Lockheed Martin and Boeing joint venture United Launch Alliance received a $373 million contract from the US Air Force to deliver launch vehicle platforms for two National Reconnaissance Office (NRO) rockets. According to the Department of Defense, this is part of the NRO’s 2013 $11 billion sole-source block buy for ULA’s services. Under the contract, ULA is to provide one Delta IV Heavy rocket and one Atlas V rocket with a four-meter fairing and two solid strap-on motors.

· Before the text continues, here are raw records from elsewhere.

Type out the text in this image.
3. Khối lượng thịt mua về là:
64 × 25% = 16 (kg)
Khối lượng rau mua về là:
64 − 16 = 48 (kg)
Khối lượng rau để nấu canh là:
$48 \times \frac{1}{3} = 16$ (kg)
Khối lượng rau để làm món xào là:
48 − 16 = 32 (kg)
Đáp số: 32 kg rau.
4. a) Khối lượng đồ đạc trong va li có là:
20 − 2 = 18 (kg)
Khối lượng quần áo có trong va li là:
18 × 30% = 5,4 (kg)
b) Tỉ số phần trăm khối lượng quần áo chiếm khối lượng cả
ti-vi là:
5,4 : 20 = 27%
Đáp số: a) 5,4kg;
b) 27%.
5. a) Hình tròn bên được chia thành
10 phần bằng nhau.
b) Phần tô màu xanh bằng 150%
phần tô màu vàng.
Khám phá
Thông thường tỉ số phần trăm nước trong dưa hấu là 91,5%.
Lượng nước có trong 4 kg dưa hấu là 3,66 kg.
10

Available in five variants, the Delta IV rocket is touted as an efficient, streamlined, and simply designed launch vehicle ideal for taking payloads into orbit. High-priority operators of the Delta IV launch vehicle include NASA, NRO, and the USAF. Each of the five Delta IV configurations -the Delta IV Medium (Delta IV M), three variants of the Delta IV Medium-Plus (Delta IV M+), and the Delta IV Heavy (Delta IV H) -sport a cryogenic upper stage, a common booster core (CBC), and either a 4-meter or 5-meter diameter payload fairing (PLF).
Backed by a Pratt & Whitney Rocketdyne RS-68A engine, the Delta IV is propelled by the industry’s largest hydrogen-burning engine. The throttable RS-68A engine consists of 80% fewer components than the main engine of the Space Shuttle. The 204-inch-long, 14,876-pound engine boasts a nominal thrust of 702,000 pounds and a specific impulse of 275.2 seconds.
The Delta IV and the Atlas rockets both depend on the RL10 engine for their second stages. Also manufactured by Pratt & Whitney Rocketdyne, the RL10 propulsion system touts a track record of 385 successful flights and 700 firings in orbit. Burning liquid hydrogen, the 163.5-inch-long, 84.5-inch-wide RL10 engine exhibits a nominal thrust of 24,750 pounds, a specific impulse of 465.5 seconds, and weighs 664 pounds.
Work on the contract is to be performed at ULA’s Alabama and Colorado facilities as well as at Vandenberg Air Force Base in California. The work is estimated to be finished by January 30, 2019.